Who’s Winning, Nielsen or Cumulus?
Radio World has been following the legal battle over radio research data between Nielsen and Cumulus Media. Here, Jerry Del Colliano summarizes the latest developments and what they mean.
The author is publisher of Inside Music Media, where this commentary first appeared. Subscription info can be found here.
An appeals court has stayed the previous injunction, allowing Nielsen to continue enforcing its bundled ratings policies while the legal battle proceeds.
This ruling is a major strategic shift in how power is balanced between broadcasters and data providers. There are major implications for Cumulus, the radio industry and their leading ratings company.
Between the lines
Nielsen regains its “leverage” — Nielsen can resume its Network Policy. Before this stay, a judge told Nielsen they couldn’t force Cumulus to buy local ratings just to get national ones. Now that restriction is gone. Nielsen can once again tell broadcasters: “If you want our national data, you have to pay for our local data in every market you’re in.”

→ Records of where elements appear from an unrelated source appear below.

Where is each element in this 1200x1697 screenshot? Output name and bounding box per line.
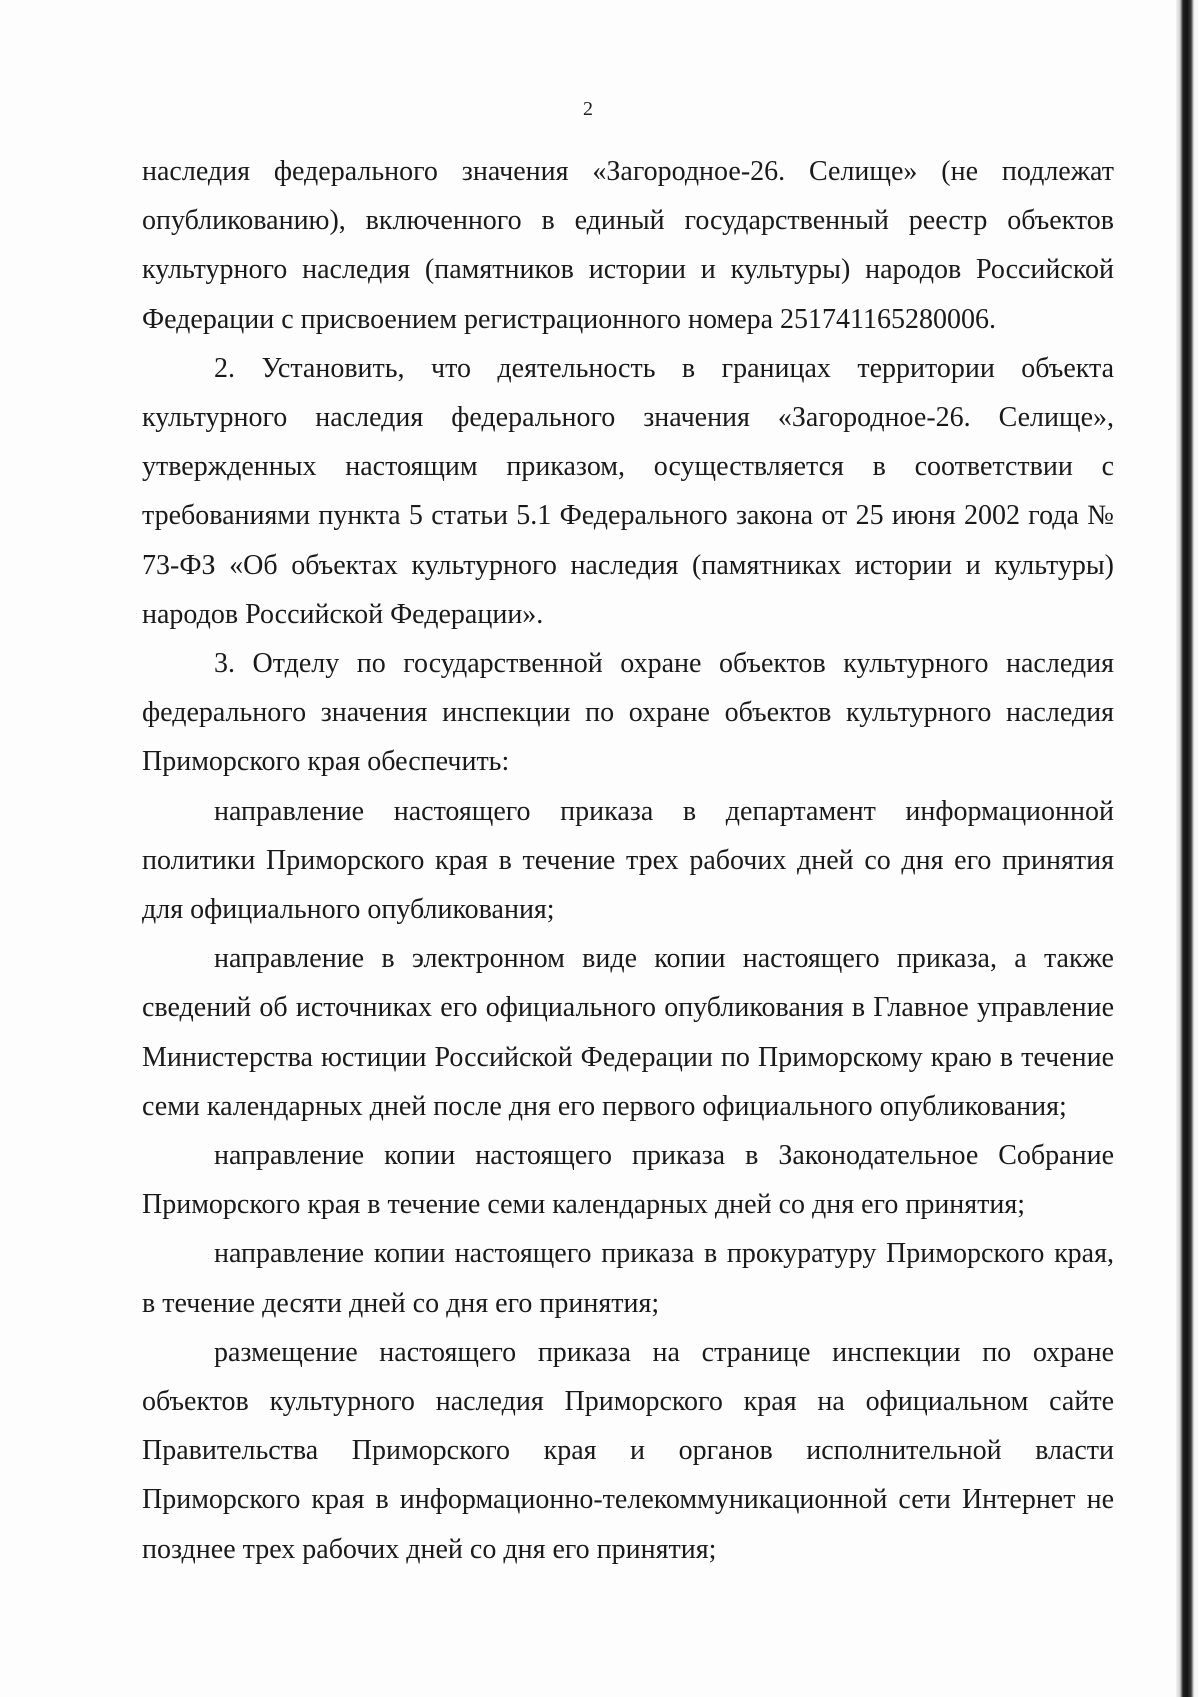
paragraph-subitem-website: размещение настоящего приказа на странице инспекции по охране объектов культурного наследия Приморского края на официальном сайте Правительства Приморского края и органов исполнительной власти Приморского края в информационно-телекоммуникационной сети Интернет не позднее трех рабочих дней со дня его принятия; xyxy=(142,1336,1114,1565)
paragraph-subitem-justice-ministry: направление в электронном виде копии настоящего приказа, а также сведений об источниках его официального опубликования в Главное управление Министерства юстиции Российской Федерации по Приморскому краю в течение семи календарных дней после дня его первого официального опубликования; xyxy=(142,943,1114,1122)
paragraph-subitem-legislative-assembly: направление копии настоящего приказа в Законодательное Собрание Приморского края в течение семи календарных дней со дня его принятия; xyxy=(142,1140,1114,1221)
document-body xyxy=(142,147,1114,1574)
scan-border xyxy=(1176,0,1200,1697)
paragraph-continuation: наследия федерального значения «Загородное-26. Селище» (не подлежат опубликованию), включенного в единый государственный реестр объектов культурного наследия (памятников истории и культуры) народов Российской Федерации с присвоением регистрационного номера 251741165280006. xyxy=(142,156,1114,335)
page-number: 2 xyxy=(583,98,593,120)
paragraph-subitem-info-policy: направление настоящего приказа в департамент информационной политики Приморского края в течение трех рабочих дней со дня его принятия для официального опубликования; xyxy=(142,795,1114,926)
paragraph-item-2: 2. Установить, что деятельность в границах территории объекта культурного наследия федерального значения «Загородное-26. Селище», утвержденных настоящим приказом, осуществляется в соответствии с требованиями пункта 5 статьи 5.1 Федерального закона от 25 июня 2002 года № 73-ФЗ «Об объектах культурного наследия (памятниках истории и культуры) народов Российской Федерации». xyxy=(142,352,1114,630)
paragraph-item-3: 3. Отделу по государственной охране объектов культурного наследия федерального значения инспекции по охране объектов культурного наследия Приморского края обеспечить: xyxy=(142,648,1114,778)
paragraph-subitem-prosecutor: направление копии настоящего приказа в прокуратуру Приморского края, в течение десяти дней со дня его принятия; xyxy=(142,1238,1114,1319)
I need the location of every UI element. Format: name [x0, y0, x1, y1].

The “Swiss Cheese” threat is paused — Nielsen argued that without this policy, their national data would become like “Swiss cheese,” full of holes where broadcasters refused to pay for local tracking. They even threatened to retire the “Nationwide” product entirely rather than sell a version that was incomplete.

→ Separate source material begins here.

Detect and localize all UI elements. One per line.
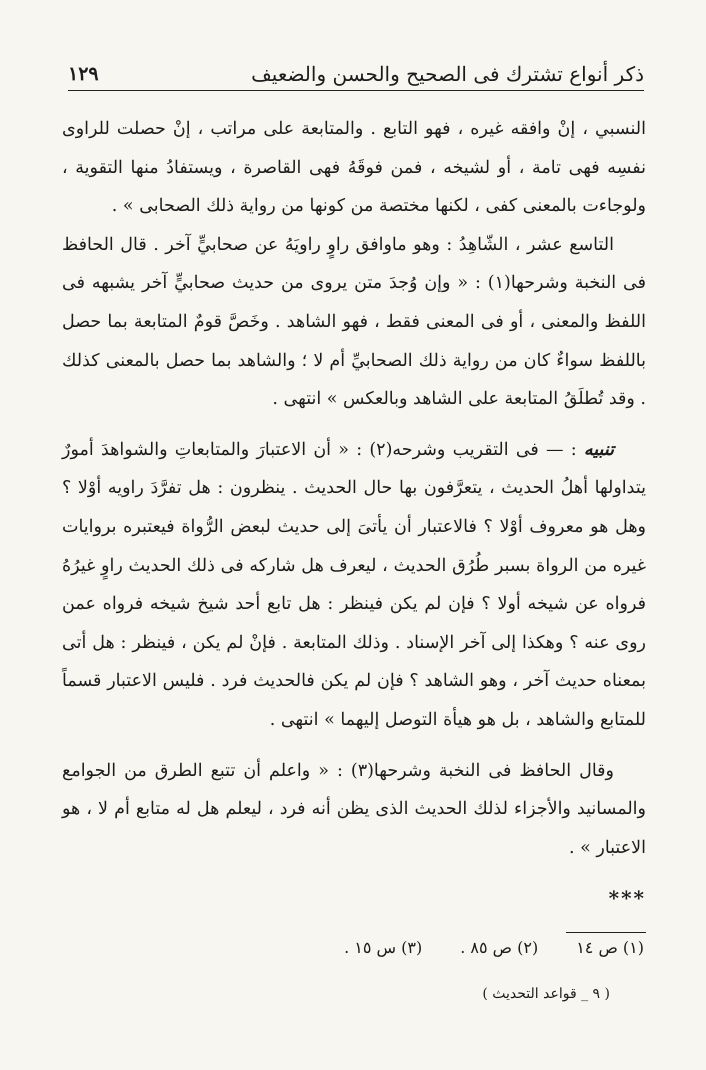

For now the “gold standard” of radio measurement is safe from being discontinued, but it remains tied to Nielsen’s pricing demands.

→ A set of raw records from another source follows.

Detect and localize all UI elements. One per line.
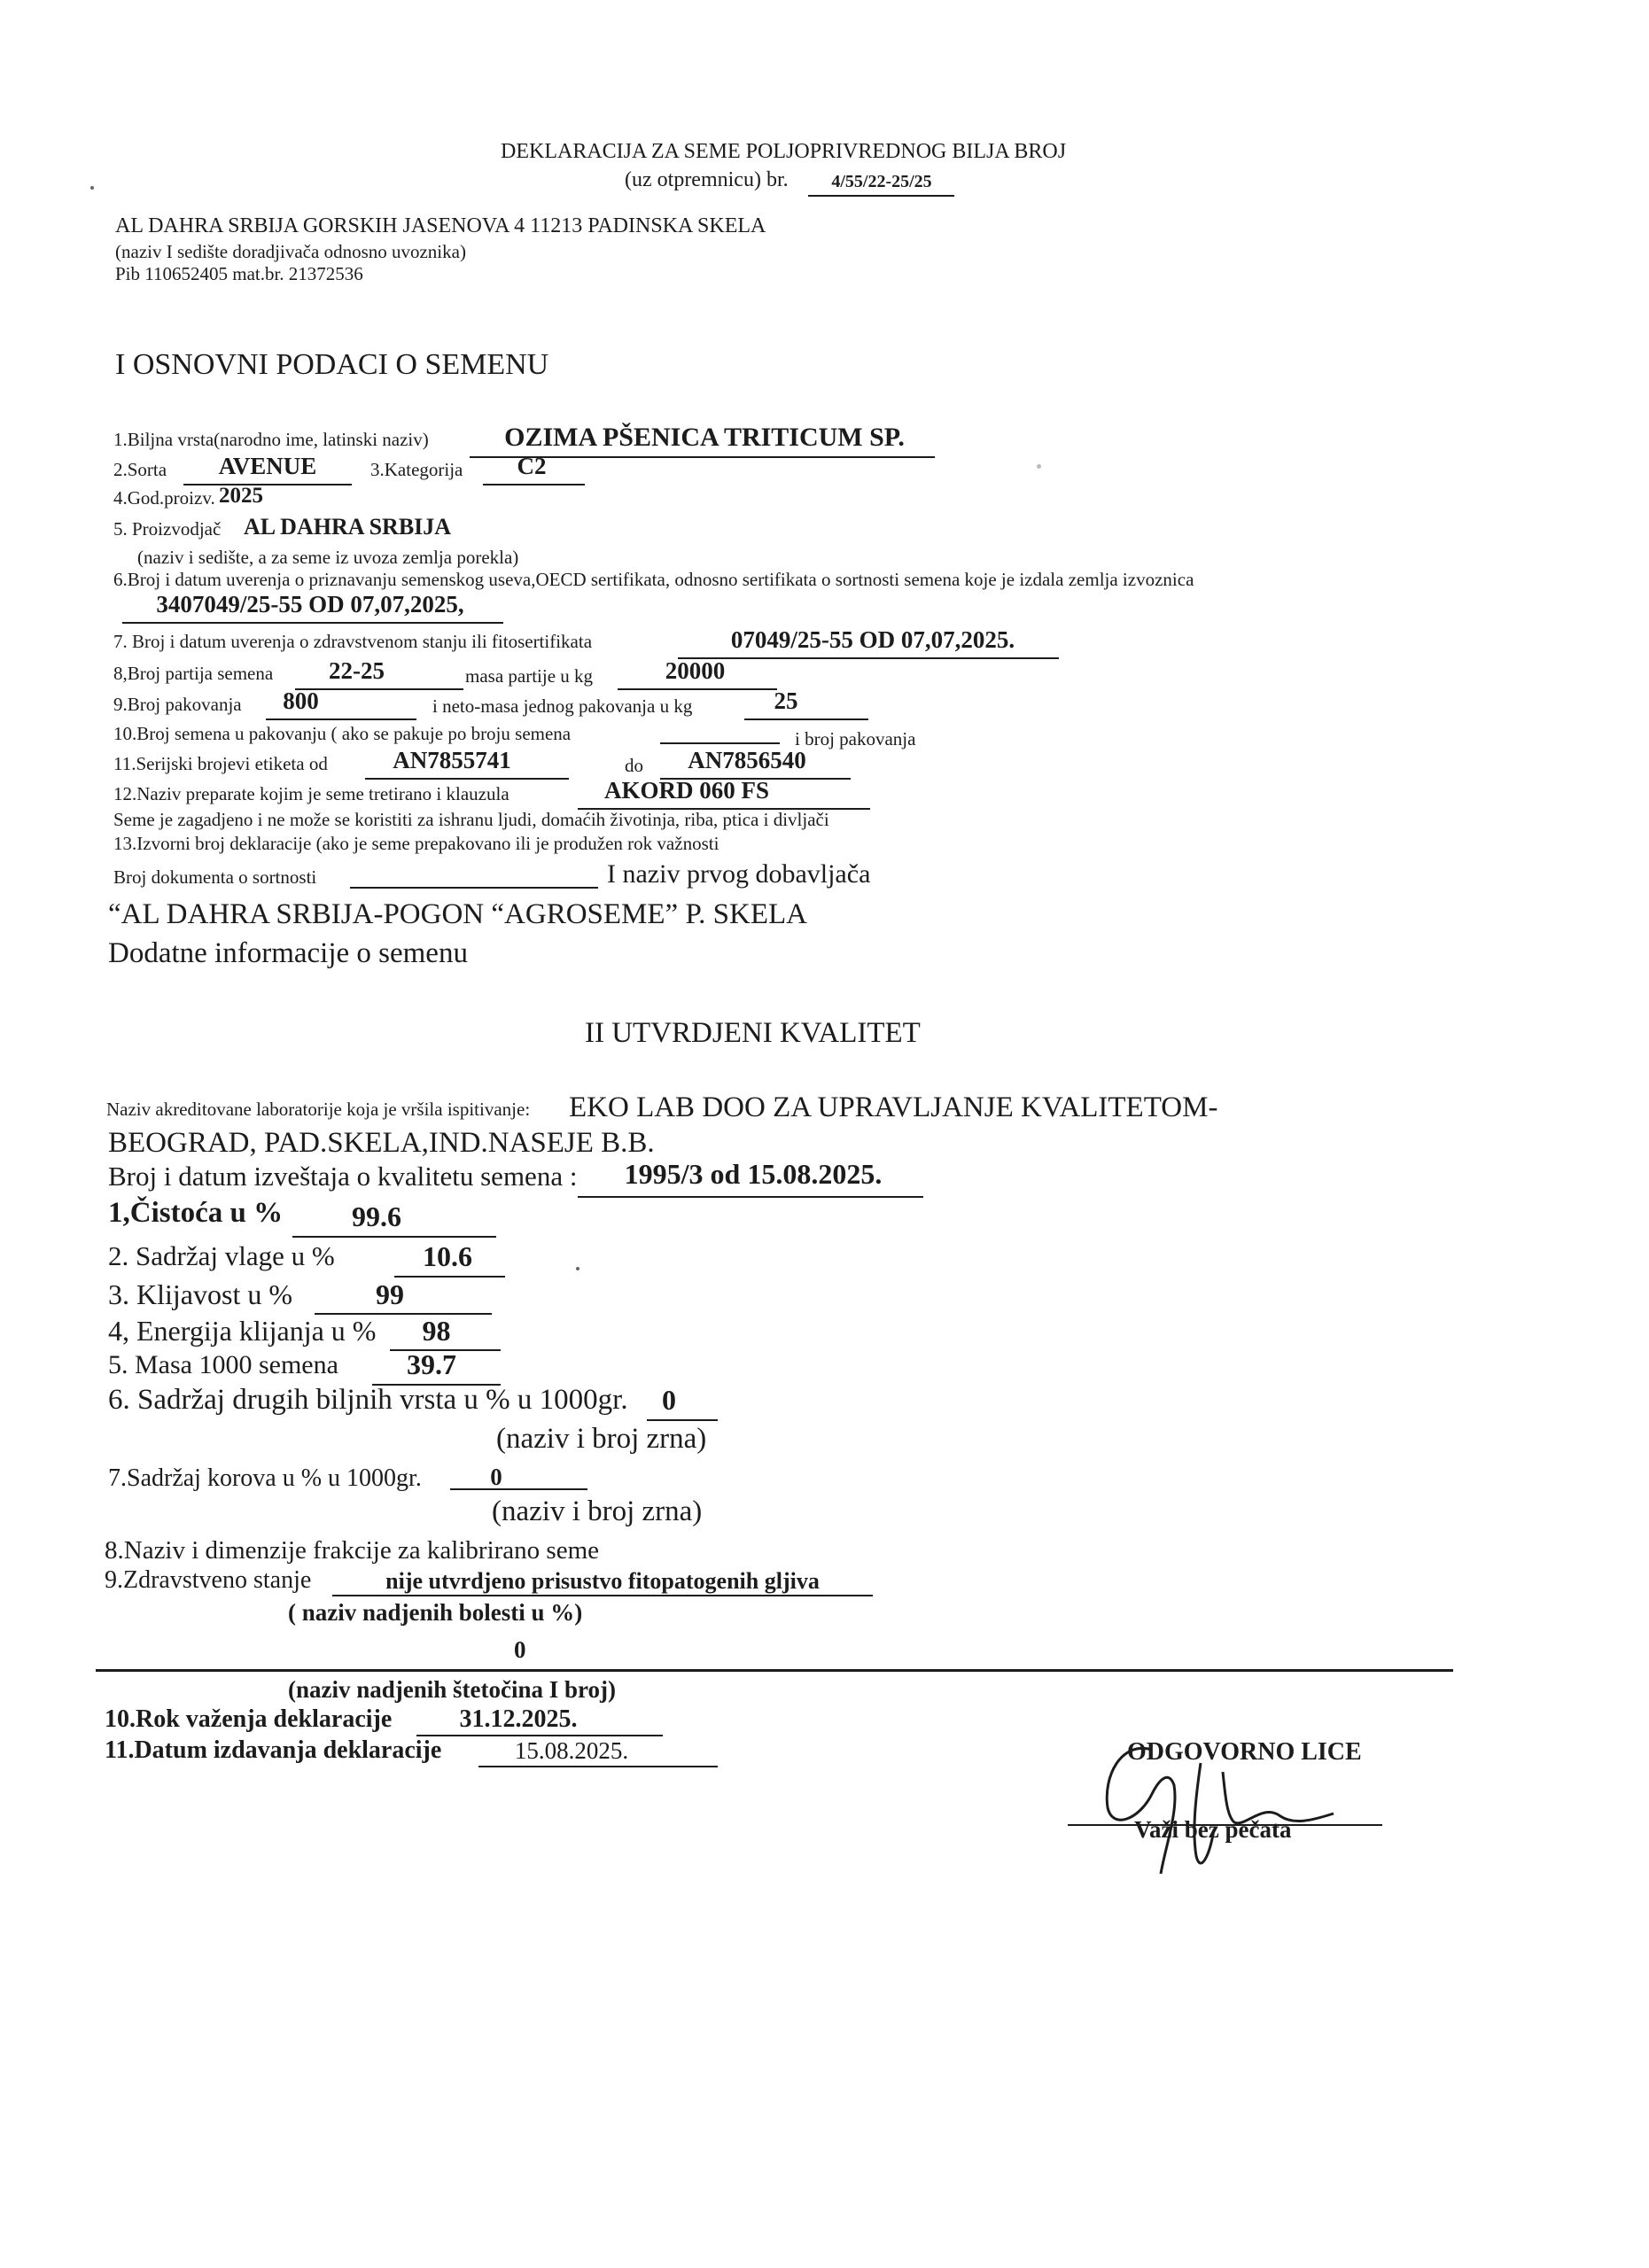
q10-value: 31.12.2025. — [459, 1705, 578, 1733]
section1-heading: I OSNOVNI PODACI O SEMENU — [115, 348, 549, 381]
report-label: Broj i datum izveštaja o kvalitetu semena : — [108, 1161, 578, 1192]
lab-value-line1: EKO LAB DOO ZA UPRAVLJANJE KVALITETOM- — [569, 1091, 1218, 1123]
q6-label: 6. Sadržaj drugih biljnih vrsta u % u 1000gr. — [108, 1384, 628, 1416]
q7-value: 0 — [490, 1464, 502, 1490]
field9-net-value: 25 — [774, 687, 798, 714]
field4-label: 4.God.proizv. — [113, 487, 215, 509]
q9-label: 9.Zdravstveno stanje — [105, 1566, 312, 1594]
field8-mass-value: 20000 — [665, 657, 726, 684]
field6-label: 6.Broj i datum uverenja o priznavanju semenskog useva,OECD sertifikata, odnosno sertifikata o sortnosti semena koje je izdala zemlja izvoznica — [113, 569, 1194, 590]
supplier-label: I naziv prvog dobavljača — [607, 859, 871, 889]
field12-label: 12.Naziv preparate kojim je seme tretirano i klauzula — [113, 783, 509, 804]
field8-label: 8,Broj partija semena — [113, 663, 274, 684]
field2-underline — [183, 484, 352, 485]
q9-underline — [332, 1595, 873, 1596]
delivery-note-label: (uz otpremnicu) br. — [625, 168, 789, 191]
field12-value: AKORD 060 FS — [603, 777, 769, 804]
q7-underline — [450, 1488, 587, 1490]
field8-mass-label: masa partije u kg — [465, 665, 594, 687]
field6-value: 3407049/25-55 OD 07,07,2025, — [156, 591, 464, 617]
q2-underline — [394, 1276, 505, 1278]
q2-value: 10.6 — [423, 1240, 472, 1272]
q7-label: 7.Sadržaj korova u % u 1000gr. — [108, 1464, 422, 1492]
scan-speck — [576, 1267, 579, 1270]
field10-label: 10.Broj semena u pakovanju ( ako se pakuje po broju semena — [113, 723, 572, 744]
field9-label: 9.Broj pakovanja — [113, 694, 242, 715]
field9-net-underline — [744, 718, 868, 720]
scan-speck — [1037, 464, 1041, 469]
report-underline — [578, 1196, 923, 1198]
q6-underline — [647, 1419, 718, 1421]
field12-warning: Seme je zagadjeno i ne može se koristiti za ishranu ljudi, domaćih životinja, riba, ptica i divljači — [113, 809, 829, 830]
field8-value: 22-25 — [329, 657, 385, 684]
valid-without-stamp: Važi bez pečata — [1134, 1816, 1292, 1843]
field11-do: do — [625, 755, 643, 776]
q4-label: 4, Energija klijanja u % — [108, 1315, 377, 1347]
q3-label: 3. Klijavost u % — [108, 1278, 292, 1310]
field5-value: AL DAHRA SRBIJA — [244, 514, 452, 540]
field4-value: 2025 — [219, 484, 263, 508]
declaration-number-underline — [808, 195, 954, 197]
field1-label: 1.Biljna vrsta(narodno ime, latinski naziv) — [113, 429, 429, 450]
field9-underline — [266, 718, 416, 720]
field5-label: 5. Proizvodjač — [113, 518, 222, 540]
q1-label: 1,Čistoća u % — [108, 1197, 284, 1229]
q5-value: 39.7 — [407, 1348, 456, 1380]
q7-note: (naziv i broj zrna) — [492, 1495, 703, 1527]
field9-net-label: i neto-masa jednog pakovanja u kg — [432, 695, 693, 717]
field7-value: 07049/25-55 OD 07,07,2025. — [730, 626, 1015, 653]
field11-label: 11.Serijski brojevi etiketa od — [113, 753, 328, 774]
field7-label: 7. Broj i datum uverenja o zdravstvenom stanju ili fitosertifikata — [113, 631, 593, 652]
report-value: 1995/3 od 15.08.2025. — [624, 1158, 883, 1190]
field11-from: AN7855741 — [393, 747, 511, 773]
field6-underline — [122, 622, 503, 624]
section-divider — [96, 1669, 1453, 1672]
supplier-value: “AL DAHRA SRBIJA-POGON “AGROSEME” P. SKELA — [108, 898, 807, 930]
field1-value: OZIMA PŠENICA TRITICUM SP. — [504, 423, 905, 452]
q6-value: 0 — [662, 1384, 676, 1416]
q3-value: 99 — [376, 1278, 404, 1310]
company-name-address: AL DAHRA SRBIJA GORSKIH JASENOVA 4 11213 PADINSKA SKELA — [115, 214, 766, 237]
company-caption: (naziv I sedište doradjivača odnosno uvoznika) — [115, 241, 466, 262]
q9-note: ( naziv nadjenih bolesti u %) — [288, 1599, 583, 1626]
field3-underline — [483, 484, 585, 485]
declaration-number: 4/55/22-25/25 — [831, 172, 932, 191]
variety-doc-underline — [350, 887, 598, 889]
q6-note: (naziv i broj zrna) — [496, 1423, 707, 1455]
pests-value: 0 — [514, 1636, 526, 1663]
field3-label: 3.Kategorija — [370, 459, 463, 480]
lab-value-line2: BEOGRAD, PAD.SKELA,IND.NASEJE B.B. — [108, 1127, 655, 1159]
scan-speck — [90, 186, 94, 190]
q1-value: 99.6 — [352, 1200, 401, 1232]
declaration-title: DEKLARACIJA ZA SEME POLJOPRIVREDNOG BILJA BROJ — [501, 140, 1067, 163]
field2-label: 2.Sorta — [113, 459, 167, 480]
field13-label: 13.Izvorni broj deklaracije (ako je seme prepakovano ili je produžen rok važnosti — [113, 833, 719, 854]
field10-underline — [660, 742, 780, 744]
field9-value: 800 — [283, 687, 319, 714]
q10-label: 10.Rok važenja deklaracije — [105, 1705, 393, 1733]
section2-heading: II UTVRDJENI KVALITET — [585, 1017, 921, 1049]
q2-label: 2. Sadržaj vlage u % — [108, 1240, 335, 1271]
additional-info: Dodatne informacije o semenu — [108, 937, 468, 969]
field2-value: AVENUE — [218, 453, 317, 479]
q10-underline — [416, 1735, 663, 1736]
responsible-person-title: ODGOVORNO LICE — [1127, 1738, 1362, 1766]
field11-to: AN7856540 — [688, 747, 806, 773]
handwritten-signature — [1068, 1723, 1404, 1900]
field10-tail: i broj pakovanja — [795, 728, 916, 750]
company-ids: Pib 110652405 mat.br. 21372536 — [115, 263, 363, 284]
field5-note: (naziv i sedište, a za seme iz uvoza zemlja porekla) — [137, 547, 519, 568]
variety-doc-label: Broj dokumenta o sortnosti — [113, 866, 317, 888]
lab-label: Naziv akreditovane laboratorije koja je vršila ispitivanje: — [106, 1099, 531, 1120]
q8-label: 8.Naziv i dimenzije frakcije za kalibrirano seme — [105, 1536, 599, 1565]
q4-value: 98 — [422, 1315, 451, 1347]
q11-underline — [478, 1766, 718, 1767]
q11-value: 15.08.2025. — [514, 1737, 629, 1764]
q11-label: 11.Datum izdavanja deklaracije — [105, 1736, 442, 1764]
q5-label: 5. Masa 1000 semena — [108, 1350, 338, 1379]
field11-from-underline — [365, 778, 569, 780]
q1-underline — [292, 1236, 496, 1238]
field3-value: C2 — [517, 453, 547, 479]
q9-value: nije utvrdjeno prisustvo fitopatogenih gljiva — [385, 1568, 820, 1594]
pests-note: (naziv nadjenih štetočina I broj) — [288, 1676, 617, 1703]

A blow to competitors like Eastlan — Cumulus reportedly wanted to use Eastlan Ratings for its local markets while keeping Nielsen for national reach (Westwood One). This stay effectively shuts the door on “mixing and matching” for the time being, making it much harder for smaller ratings companies to gain a foothold in markets where Nielsen-owned broadcasters are now forced back into the Nielsen ecosystem.
Status Quo is the new reality — In legal terms, a “stay pending appeal” is a way for the court to keep things exactly as they were before the lawsuit started. The court isn’t saying Nielsen is “right” yet; they are saying that changing the industry’s billing structure while the case is still being fought would cause too much “irreparable” harm to Nielsen’s business model.
High stakes for negotiations — Cumulus and Nielsen are currently in a period of intense contract negotiations for 2026. With the injunction lifted, Cumulus has lost its biggest bargaining chip. They are back at the negotiating table facing Nielsen’s full market power. They can no longer point to a court order to demand “reasonable standalone pricing.”
Meanwhile we’ve confirmed that some Cumulus markets are no longer allowed to use Nielsen ratings — they have reportedly been told not to discuss it with anyone driven by the lawsuit in progress.
What it means
No Nielsens will definitely not help Cumulus with Q1/Q2 sales.
Nielsen’s revenue has been declining, begging the question why are these two financially ailing companies even suing each other.
Cumulus is likely headed to bankruptcy again after exiting their first bankruptcy in 2022. Nielsen has been crushed by roughly $11 billion in debt, with interest payments alone costing the company over $900 million annually.
Nielsen has been aggressively raising prices and enforcing strict licensing bundles — the very tactics at the heart of the Cumulus lawsuit — as it desperately tries to stabilize its cash flow and prove to its private equity owners that its measurement monopoly is still profitable.
The bottom line: This is a high-stakes “mutually assured destruction.”